NASA Agriculture Decision Support
Overview
The US agricultural sector suffers from a lack of accurate and detailed soil temperature and moisture forecasts. Crude agriculture–specific models have been developed, often in academic environments, to address this need. For example, phenological pest models have been developed based only on average daily air temperatures. RAL with funding from NASA conducted researched on this problem by combining advanced weather and soil forecast systems (Dynamic, Integrated Forecast system (DICast®) and the High–Resolution Land Data Assimilation System (HRLDAS) with the goal of producing a more accurate soil temperature and moisture forecast at high temporal and spatial resolutions. The output of the land–surface model was evaluated by Telvent/DTN/Meteorlogix (RAL's commercial partner in this project). NASA's interest in funding the project was to determine whether incorporation of their Moderate Resolution Imaging Spectroradiometer (MODIS) products into the land–surface model could improve soil temperature and moisture forecasts.

Leaf Area Index (LAI) from HRLDAS on 22 April 2006.

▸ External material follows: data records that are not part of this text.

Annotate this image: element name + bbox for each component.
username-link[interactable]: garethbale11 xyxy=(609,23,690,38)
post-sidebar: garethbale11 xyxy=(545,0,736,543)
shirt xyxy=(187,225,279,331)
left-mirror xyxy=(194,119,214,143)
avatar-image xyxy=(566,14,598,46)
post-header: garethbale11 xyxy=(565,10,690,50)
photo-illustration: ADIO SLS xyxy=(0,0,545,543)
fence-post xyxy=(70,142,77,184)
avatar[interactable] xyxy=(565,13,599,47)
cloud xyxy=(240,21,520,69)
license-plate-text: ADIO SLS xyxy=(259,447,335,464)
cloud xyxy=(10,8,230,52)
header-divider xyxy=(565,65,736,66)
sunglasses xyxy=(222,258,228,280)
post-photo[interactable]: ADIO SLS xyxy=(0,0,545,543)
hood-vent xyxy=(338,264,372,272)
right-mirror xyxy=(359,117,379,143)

The vegetation state and land use are key factors in the land–surface model. Prior to this project, HRLDAS has used static land use and climatological vegetation data sets developed in the 1970s by the USGS. This project evaluated the use of MODIS satellite data sets to improve the initial conditions provided to HRLDAS. The MODIS land use data sets are static, but are of higher spatial resolution and are much newer than the USGS data sets. Rather than monthly climatological averages, the MODIS Leaf Area Index (LAI) and other products are updated weekly and better represent the current vegetation state. As anticipated, the use of these products improved the soil temperature and moisture forecasts, but great care must be taken when utilizing these data types for this purpose.

Leaf Area Index (LAI) from MODIS on 22 April 2006 showing more detail.

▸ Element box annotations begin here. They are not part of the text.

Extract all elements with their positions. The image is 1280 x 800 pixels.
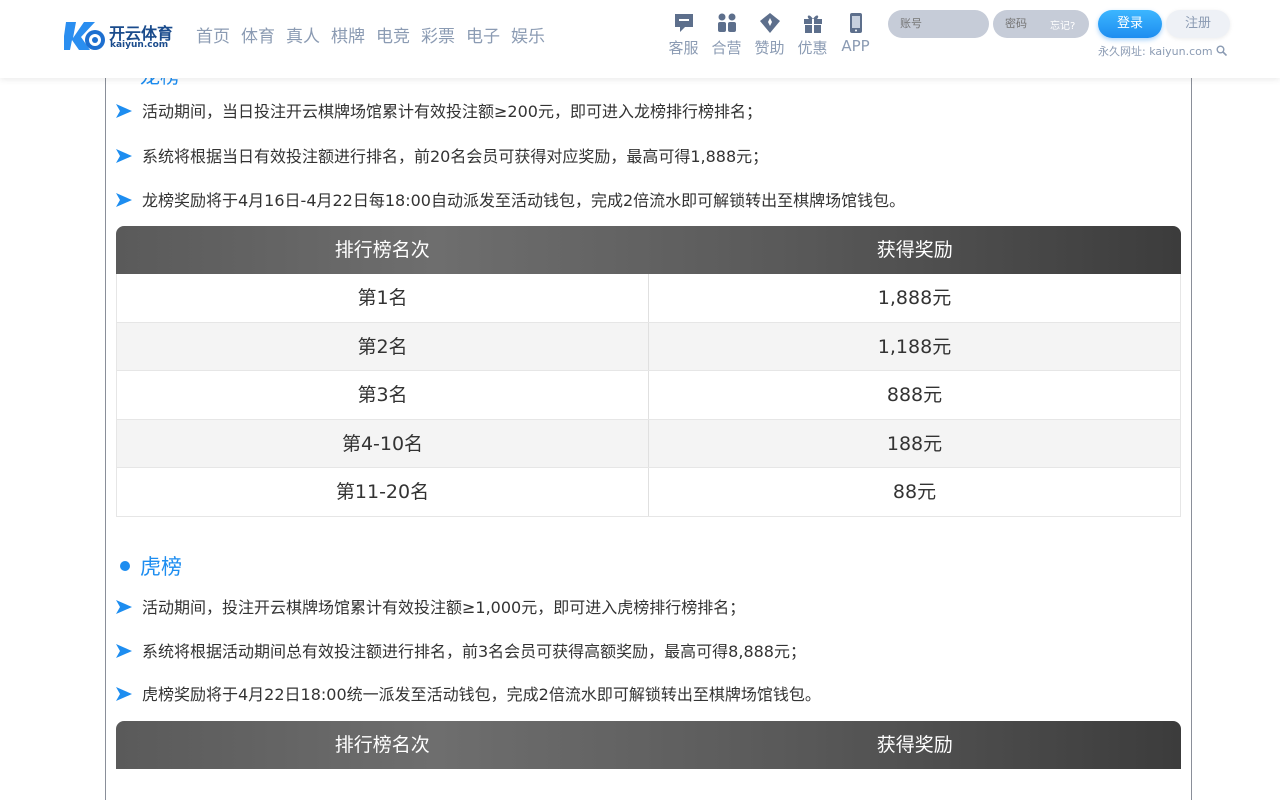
tool-partners[interactable]: 合营 — [705, 12, 748, 58]
tool-label: APP — [841, 37, 870, 55]
table-header: 排行榜名次 获得奖励 — [116, 226, 1181, 274]
arrow-icon — [116, 149, 132, 163]
tool-label: 合营 — [711, 39, 742, 57]
arrow-icon — [116, 193, 132, 207]
forgot-password-link[interactable]: 忘记? — [1050, 17, 1075, 32]
header-reward: 获得奖励 — [876, 239, 953, 261]
rank-cell: 第4-10名 — [116, 419, 649, 467]
nav-chess-cards[interactable]: 棋牌 — [331, 22, 365, 47]
table-header: 排行榜名次 获得奖励 — [116, 721, 1181, 769]
logo-subtitle: kaiyun.com — [110, 40, 169, 50]
rule-text: 龙榜奖励将于4月16日-4月22日每18:00自动派发至活动钱包，完成2倍流水即… — [142, 191, 906, 210]
search-icon — [1216, 45, 1228, 56]
tool-label: 客服 — [668, 39, 699, 57]
k-logo-icon — [64, 22, 105, 50]
bullet-dot — [120, 561, 130, 571]
tool-promotions[interactable]: 优惠 — [791, 12, 834, 58]
tiger-reward-table: 排行榜名次 获得奖励 — [116, 721, 1181, 769]
header-reward: 获得奖励 — [876, 734, 953, 756]
nav-entertainment[interactable]: 娱乐 — [511, 22, 545, 47]
reward-cell: 88元 — [649, 468, 1181, 516]
arrow-icon — [116, 104, 132, 118]
sponsor-icon — [759, 13, 780, 33]
partners-icon — [717, 13, 736, 32]
rule-text: 活动期间，当日投注开云棋牌场馆累计有效投注额≥200元，即可进入龙榜排行榜排名； — [142, 102, 762, 121]
nav-esports[interactable]: 电竞 — [376, 22, 410, 47]
arrow-icon — [116, 644, 132, 658]
table-row: 第1名 1,888元 — [116, 274, 1181, 323]
nav-lottery[interactable]: 彩票 — [421, 22, 455, 47]
phone-icon — [849, 13, 862, 33]
site-logo[interactable]: 开云体育 kaiyun.com — [64, 18, 176, 54]
reward-cell: 888元 — [649, 371, 1181, 419]
account-input[interactable] — [888, 10, 989, 38]
dragon-reward-table: 排行榜名次 获得奖励 第1名 1,888元 第2名 1,188元 第3名 888… — [116, 226, 1181, 517]
rule-text: 活动期间，投注开云棋牌场馆累计有效投注额≥1,000元，即可进入虎榜排行榜排名； — [142, 598, 746, 617]
permanent-url-text: 永久网址: kaiyun.com — [1098, 45, 1213, 58]
rule-text: 虎榜奖励将于4月22日18:00统一派发至活动钱包，完成2倍流水即可解锁转出至棋… — [142, 685, 821, 704]
dragon-rule: 活动期间，当日投注开云棋牌场馆累计有效投注额≥200元，即可进入龙榜排行榜排名； — [116, 98, 762, 122]
table-row: 第3名 888元 — [116, 371, 1181, 420]
register-button[interactable]: 注册 — [1166, 10, 1230, 38]
tiger-rule: 虎榜奖励将于4月22日18:00统一派发至活动钱包，完成2倍流水即可解锁转出至棋… — [116, 681, 821, 705]
gift-icon — [803, 15, 822, 33]
nav-sports[interactable]: 体育 — [241, 22, 275, 47]
tool-app[interactable]: APP — [834, 12, 877, 58]
tool-label: 赞助 — [754, 39, 785, 57]
rank-cell: 第1名 — [116, 274, 649, 322]
arrow-icon — [116, 687, 132, 701]
login-area: 忘记? 登录 注册 永久网址: kaiyun.com — [888, 10, 1238, 60]
nav-home[interactable]: 首页 — [196, 22, 230, 47]
tool-customer-service[interactable]: 客服 — [662, 12, 705, 58]
reward-cell: 1,888元 — [649, 274, 1181, 322]
tiger-rule: 系统将根据活动期间总有效投注额进行排名，前3名会员可获得高额奖励，最高可得8,8… — [116, 638, 806, 662]
table-row: 第4-10名 188元 — [116, 419, 1181, 468]
tool-sponsor[interactable]: 赞助 — [748, 12, 791, 58]
arrow-icon — [116, 600, 132, 614]
nav-slots[interactable]: 电子 — [466, 22, 500, 47]
rank-cell: 第3名 — [116, 371, 649, 419]
main-nav: 首页 体育 真人 棋牌 电竞 彩票 电子 娱乐 — [196, 22, 556, 47]
permanent-url[interactable]: 永久网址: kaiyun.com — [1098, 43, 1228, 59]
header-rank: 排行榜名次 — [334, 239, 430, 261]
section-title-text: 虎榜 — [140, 555, 182, 579]
tool-label: 优惠 — [797, 39, 828, 57]
tool-links: 客服 合营 赞助 优惠 APP — [662, 12, 877, 58]
table-row: 第2名 1,188元 — [116, 322, 1181, 371]
dragon-rule: 龙榜奖励将于4月16日-4月22日每18:00自动派发至活动钱包，完成2倍流水即… — [116, 187, 905, 211]
tiger-rule: 活动期间，投注开云棋牌场馆累计有效投注额≥1,000元，即可进入虎榜排行榜排名； — [116, 594, 745, 618]
top-header: 开云体育 kaiyun.com 首页 体育 真人 棋牌 电竞 彩票 电子 娱乐 … — [0, 0, 1280, 78]
login-button[interactable]: 登录 — [1098, 10, 1162, 38]
table-row: 第11-20名 88元 — [116, 468, 1181, 517]
tiger-section-title: 虎榜 — [120, 551, 182, 581]
rank-cell: 第2名 — [116, 322, 649, 370]
chat-icon — [674, 14, 693, 32]
reward-cell: 1,188元 — [649, 322, 1181, 370]
nav-live-casino[interactable]: 真人 — [286, 22, 320, 47]
rule-text: 系统将根据当日有效投注额进行排名，前20名会员可获得对应奖励，最高可得1,888… — [142, 147, 769, 166]
header-rank: 排行榜名次 — [334, 734, 430, 756]
rule-text: 系统将根据活动期间总有效投注额进行排名，前3名会员可获得高额奖励，最高可得8,8… — [142, 642, 806, 661]
dragon-rule: 系统将根据当日有效投注额进行排名，前20名会员可获得对应奖励，最高可得1,888… — [116, 143, 768, 167]
rank-cell: 第11-20名 — [116, 468, 649, 516]
reward-cell: 188元 — [649, 419, 1181, 467]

Model runs covering 2005–2006 were compared to soil temperature and moisture observations. The soil temperature errors at 5 cm were reduced by roughly 10% and the 10 cm soil temperature errors were reduced by approximately 50%. These are critical depths for agriculture.

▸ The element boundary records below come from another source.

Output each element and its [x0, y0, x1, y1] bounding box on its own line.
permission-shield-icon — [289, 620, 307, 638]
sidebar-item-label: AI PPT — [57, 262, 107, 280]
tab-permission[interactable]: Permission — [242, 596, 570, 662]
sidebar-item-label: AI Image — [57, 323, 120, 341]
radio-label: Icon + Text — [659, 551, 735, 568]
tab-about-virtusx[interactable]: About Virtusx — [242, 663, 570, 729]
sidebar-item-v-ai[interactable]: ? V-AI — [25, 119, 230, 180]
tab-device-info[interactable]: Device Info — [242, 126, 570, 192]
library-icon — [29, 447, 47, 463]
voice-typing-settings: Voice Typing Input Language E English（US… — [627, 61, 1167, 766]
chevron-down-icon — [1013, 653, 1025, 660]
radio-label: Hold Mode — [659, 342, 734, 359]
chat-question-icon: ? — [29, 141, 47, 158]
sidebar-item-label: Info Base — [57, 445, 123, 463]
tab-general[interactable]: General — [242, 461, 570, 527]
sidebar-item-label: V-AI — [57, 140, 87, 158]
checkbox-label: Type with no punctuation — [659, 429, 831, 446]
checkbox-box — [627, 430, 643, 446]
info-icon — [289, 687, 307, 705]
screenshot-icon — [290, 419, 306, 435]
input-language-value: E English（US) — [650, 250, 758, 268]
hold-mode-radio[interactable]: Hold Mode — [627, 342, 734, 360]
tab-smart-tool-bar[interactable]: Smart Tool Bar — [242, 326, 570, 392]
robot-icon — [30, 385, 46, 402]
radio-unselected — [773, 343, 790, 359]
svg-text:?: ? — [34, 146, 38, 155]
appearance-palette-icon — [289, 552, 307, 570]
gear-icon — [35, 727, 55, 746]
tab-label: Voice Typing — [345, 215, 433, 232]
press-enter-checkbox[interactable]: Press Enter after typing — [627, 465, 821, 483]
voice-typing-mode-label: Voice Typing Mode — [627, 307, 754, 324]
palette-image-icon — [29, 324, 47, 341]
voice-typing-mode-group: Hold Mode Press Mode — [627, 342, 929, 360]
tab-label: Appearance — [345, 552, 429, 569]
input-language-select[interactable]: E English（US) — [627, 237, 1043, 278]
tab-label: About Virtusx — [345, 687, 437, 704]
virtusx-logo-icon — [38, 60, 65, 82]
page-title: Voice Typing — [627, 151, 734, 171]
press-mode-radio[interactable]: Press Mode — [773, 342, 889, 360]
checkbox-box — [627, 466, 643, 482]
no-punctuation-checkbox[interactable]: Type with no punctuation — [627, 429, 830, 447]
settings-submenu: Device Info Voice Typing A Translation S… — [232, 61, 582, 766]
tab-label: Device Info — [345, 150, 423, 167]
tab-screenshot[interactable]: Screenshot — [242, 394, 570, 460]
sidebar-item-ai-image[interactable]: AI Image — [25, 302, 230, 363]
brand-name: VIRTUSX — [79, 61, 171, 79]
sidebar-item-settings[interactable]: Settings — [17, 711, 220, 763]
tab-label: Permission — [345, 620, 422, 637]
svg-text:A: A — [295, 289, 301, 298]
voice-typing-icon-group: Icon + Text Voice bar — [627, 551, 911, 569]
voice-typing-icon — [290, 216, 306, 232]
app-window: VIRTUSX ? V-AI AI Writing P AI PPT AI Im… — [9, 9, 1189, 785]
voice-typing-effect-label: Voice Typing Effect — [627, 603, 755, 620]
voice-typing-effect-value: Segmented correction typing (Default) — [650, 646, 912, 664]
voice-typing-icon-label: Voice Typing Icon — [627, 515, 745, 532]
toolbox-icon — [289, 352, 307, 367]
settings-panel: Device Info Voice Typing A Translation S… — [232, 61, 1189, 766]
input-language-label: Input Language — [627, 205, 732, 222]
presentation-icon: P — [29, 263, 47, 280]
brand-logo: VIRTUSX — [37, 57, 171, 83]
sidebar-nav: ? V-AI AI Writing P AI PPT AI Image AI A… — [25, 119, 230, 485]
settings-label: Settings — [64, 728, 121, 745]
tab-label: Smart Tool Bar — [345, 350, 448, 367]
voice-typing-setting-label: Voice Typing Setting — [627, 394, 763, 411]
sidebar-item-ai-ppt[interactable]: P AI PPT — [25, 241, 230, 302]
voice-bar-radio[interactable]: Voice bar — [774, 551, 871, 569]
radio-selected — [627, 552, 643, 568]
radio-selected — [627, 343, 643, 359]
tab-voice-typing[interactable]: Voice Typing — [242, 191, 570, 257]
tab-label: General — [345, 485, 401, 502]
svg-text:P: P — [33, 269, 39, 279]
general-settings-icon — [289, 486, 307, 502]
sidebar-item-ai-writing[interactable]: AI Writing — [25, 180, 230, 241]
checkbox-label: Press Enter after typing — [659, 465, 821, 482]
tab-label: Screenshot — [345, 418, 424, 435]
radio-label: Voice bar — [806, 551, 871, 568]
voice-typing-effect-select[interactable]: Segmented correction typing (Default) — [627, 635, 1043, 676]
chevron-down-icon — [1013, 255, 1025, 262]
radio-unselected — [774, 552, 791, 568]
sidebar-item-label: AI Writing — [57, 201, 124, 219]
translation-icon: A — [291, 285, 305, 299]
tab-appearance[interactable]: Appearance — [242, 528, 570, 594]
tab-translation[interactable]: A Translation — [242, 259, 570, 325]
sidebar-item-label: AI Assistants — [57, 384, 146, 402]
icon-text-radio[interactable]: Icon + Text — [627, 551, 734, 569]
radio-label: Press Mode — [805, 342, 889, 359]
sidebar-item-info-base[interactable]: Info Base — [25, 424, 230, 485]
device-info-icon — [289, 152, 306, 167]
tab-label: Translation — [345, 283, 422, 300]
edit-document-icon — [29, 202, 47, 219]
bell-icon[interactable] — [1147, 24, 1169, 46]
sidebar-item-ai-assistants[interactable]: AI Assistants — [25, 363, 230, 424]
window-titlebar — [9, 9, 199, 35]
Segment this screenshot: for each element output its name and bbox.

MODIS data, as well as enhancements made by the HRLDAS developers during this project, were incorporated into the prototype soil temperature prediction system. Continued land–surface model development will attempt to further improve the modeled heat transfer at the surface. The results from retrospective studies and the 2009 growing season using these model improvements were incorporated into the end–of–project report to NASA.